Fine Food Dude is a restaurant and food writer focusing on dining in Hong Kong and gastronomic capitals around the world. For independent, informed, and honest reviews, Michelin-starred chef interviews, travel features, and more visit his site for more posts.
Contributed by: Fine Food DudeFew streets in Hong Kong have been transformed by restaurants as much as Upper Station Street. You can see why as traffic is minimal, the low-rise neighbourhood is (or was) pretty quiet and diners and drinkers can stumble there from Soho and Central in a matter of minutes.

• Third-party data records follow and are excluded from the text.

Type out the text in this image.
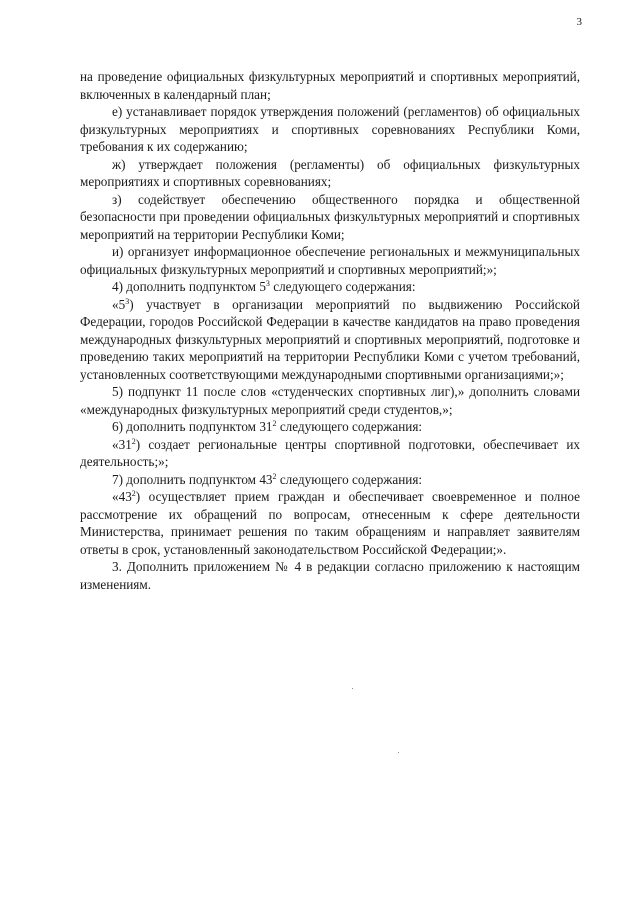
3

на проведение официальных физкультурных мероприятий и спортивных мероприятий, включенных в календарный план;

е) устанавливает порядок утверждения положений (регламентов) об официальных физкультурных мероприятиях и спортивных соревнованиях Республики Коми, требования к их содержанию;

ж) утверждает положения (регламенты) об официальных физкультурных мероприятиях и спортивных соревнованиях;

з) содействует обеспечению общественного порядка и общественной безопасности при проведении официальных физкультурных мероприятий и спортивных мероприятий на территории Республики Коми;

и) организует информационное обеспечение региональных и межмуниципальных официальных физкультурных мероприятий и спортивных мероприятий;»;

4) дополнить подпунктом $5^3$ следующего содержания:

«$5^3$) участвует в организации мероприятий по выдвижению Российской Федерации, городов Российской Федерации в качестве кандидатов на право проведения международных физкультурных мероприятий и спортивных мероприятий, подготовке и проведению таких мероприятий на территории Республики Коми с учетом требований, установленных соответствующими международными спортивными организациями;»;

5) подпункт 11 после слов «студенческих спортивных лиг),» дополнить словами «международных физкультурных мероприятий среди студентов,»;

6) дополнить подпунктом $31^2$ следующего содержания:

«$31^2$) создает региональные центры спортивной подготовки, обеспечивает их деятельность;»;

7) дополнить подпунктом $43^2$ следующего содержания:

«$43^2$) осуществляет прием граждан и обеспечивает своевременное и полное рассмотрение их обращений по вопросам, отнесенным к сфере деятельности Министерства, принимает решения по таким обращениям и направляет заявителям ответы в срок, установленный законодательством Российской Федерации;».

3. Дополнить приложением № 4 в редакции согласно приложению к настоящим изменениям.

One of the newest tenants and neighbour to Upper Modern Bistro et al is Crafty Cow. The premise is that their food is ‘third culture’ – showcasing ‘the many native flavours we experienced during our childhood years abroad’. It’s an interesting concept to celebrate this marriage of cultures, in theory genuine fusion. In reality, off the back of our recent dinner, it seems more about pretty heavy food to soak up multiple craft beers.
The menu is a veritable riot of hashtags, imploring diners to ‘#Jointheherd’ for ‘#beefandbeer’, not forgetting there’s ‘#noservicecharge’. I’m clearly getting old(er), but couldn’t help feeling #enoughalready.

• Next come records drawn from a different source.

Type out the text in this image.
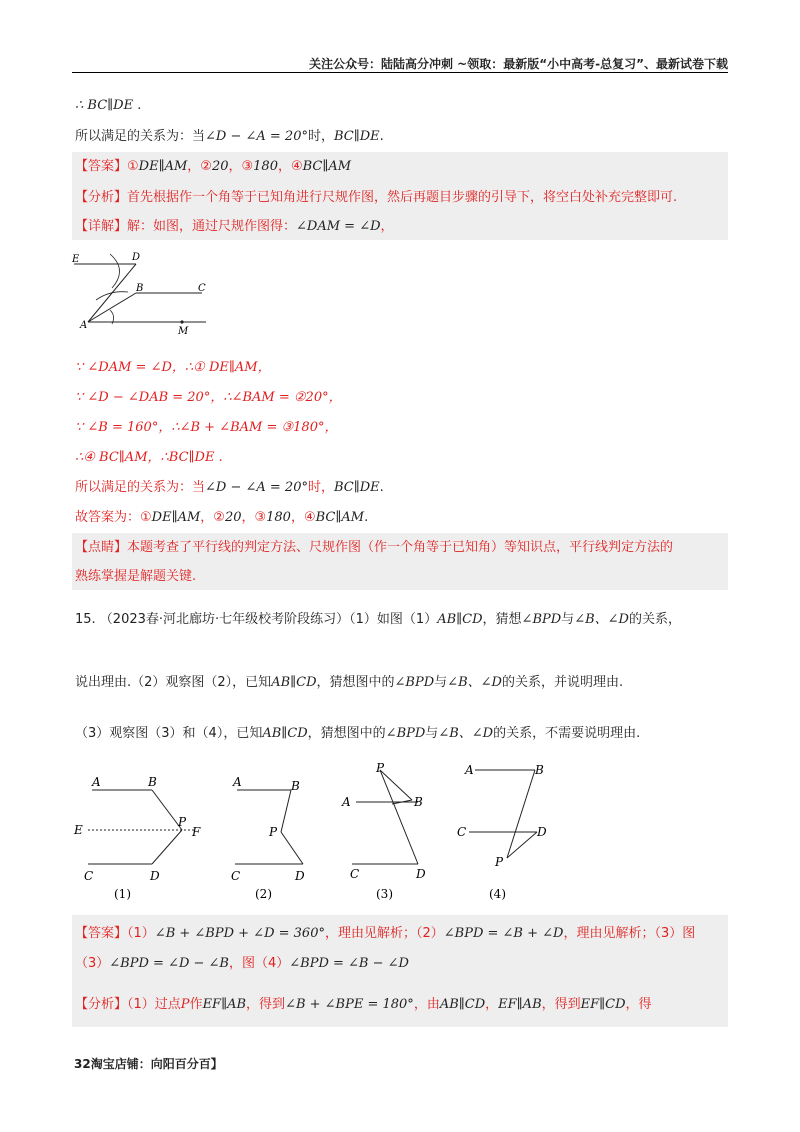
关注公众号：陆陆高分冲刺 ~领取：最新版“小中高考-总复习”、最新试卷下载
∴ BC∥DE .
所以满足的关系为：当∠D − ∠A = 20°时，BC∥DE.
【答案】①DE∥AM，②20，③180，④BC∥AM
【分析】首先根据作一个角等于已知角进行尺规作图，然后再题目步骤的引导下，将空白处补充完整即可.
【详解】解：如图，通过尺规作图得：∠DAM = ∠D，
E	D
B	C
A
M
∵ ∠DAM = ∠D，∴① DE∥AM，
∵ ∠D − ∠DAB = 20°，∴∠BAM = ②20°，
∵ ∠B = 160°，∴∠B + ∠BAM = ③180°，
∴④ BC∥AM，∴BC∥DE .
所以满足的关系为：当∠D − ∠A = 20°时，BC∥DE.
故答案为：①DE∥AM，②20，③180，④BC∥AM.
【点睛】本题考查了平行线的判定方法、尺规作图（作一个角等于已知角）等知识点，平行线判定方法的
熟练掌握是解题关键.
15. （2023春·河北廊坊·七年级校考阶段练习）（1）如图（1）AB∥CD，猜想∠BPD与∠B、∠D的关系，
说出理由.（2）观察图（2），已知AB∥CD，猜想图中的∠BPD与∠B、∠D的关系，并说明理由.
（3）观察图（3）和（4），已知AB∥CD，猜想图中的∠BPD与∠B、∠D的关系，不需要说明理由.
A	B
E
P
F
C	D
(1)
A	B
P
C	D
(2)
P
A	B
C	D
(3)
A	B
C	D
P
(4)
【答案】（1）∠B + ∠BPD + ∠D = 360°，理由见解析；（2）∠BPD = ∠B + ∠D，理由见解析；（3）图
（3）∠BPD = ∠D − ∠B，图（4）∠BPD = ∠B − ∠D
【分析】（1）过点P作EF∥AB，得到∠B + ∠BPE = 180°，由AB∥CD，EF∥AB，得到EF∥CD，得
32淘宝店铺：向阳百分百】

We rocked up and were lucky to get two seats at the bar as it was a busy Friday night, allowing us to see the kitchen at work. The welcome was warm and genuine, the service swift, but the feel in the small space is definitely more bar than restaurant.
The menu features five headings, ‘teppan’, ‘snack’, ‘graze’, ‘munch’ and #BYOB (there’s another), i.e. ‘Build your own Bao’. The vegetarian is a sweet potato fry connoisseur and they hit the mark for her, straight from the freezer into the fryer and into a bowl. The accompanying sambal mayo needed more sambal to justify its name.

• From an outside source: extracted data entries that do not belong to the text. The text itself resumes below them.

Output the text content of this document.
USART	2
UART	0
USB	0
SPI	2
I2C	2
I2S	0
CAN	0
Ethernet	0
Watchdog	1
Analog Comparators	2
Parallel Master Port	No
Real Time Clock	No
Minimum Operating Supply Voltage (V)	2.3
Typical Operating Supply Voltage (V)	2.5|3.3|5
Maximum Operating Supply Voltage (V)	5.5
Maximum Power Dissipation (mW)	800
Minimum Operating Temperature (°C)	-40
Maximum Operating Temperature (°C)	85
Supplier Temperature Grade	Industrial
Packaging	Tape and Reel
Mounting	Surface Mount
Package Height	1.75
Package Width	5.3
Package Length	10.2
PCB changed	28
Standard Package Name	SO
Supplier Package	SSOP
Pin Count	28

The calamari was described as follows: “Wednesday Pussycat – beer battered – shichimi togarashi – wasabi sabayon”. It turns out that Wednesday Pussycat was the type of beer used to batter the squid, not that you would have been able to discern it. A sabayon (or zabaglione as it’s known in Italy) is generally a light egg-based dessert, but here it was essentially a wasabi mayo – a greener version of the aforementioned sambal mayo. The shichimi togarashi, that Japanese cure-all seven spice mix, was lost in translation. So despite the exotic description, it came off as pretty generic squid rings:
Tofu did what tofu does, namely keep a non-carnivore happy. The ‘Khmer dressing’ was interesting, if impossible to discern.
Incidentally, this is what you get if you Google ‘Khmer Dressing’, as I did.
We didn’t deliberately order the most unhealthy items on the menu, but it seemed to turn out that way as our arteries were once again assaulted. ‘Big Ass Truffle Grilled Cheese’ seemed to have gone on a diet and lost its allegedly shapely rear. Some corners lacked any filling and while I wasn’t expecting a return to my truffle epiphany in Alba, more of a nod to the noble tuber would have been appreciated.
Finally to the ‘Build Your Own Bao’, in my case beef, kimchi and some sort of BBQ sauce. Pretty underwhelming and pretty small for $64. All told we left shy of $550 (#noservicecharge #tipthecow). They do have an interesting selection of beers, so if you’re up for a few of them and need something to soak it up, then you could choose worse places. But paying $400 for a steak or indeed $150 for bull’s balls (Rocky Mountain Oysters) wouldn’t see me rushing back.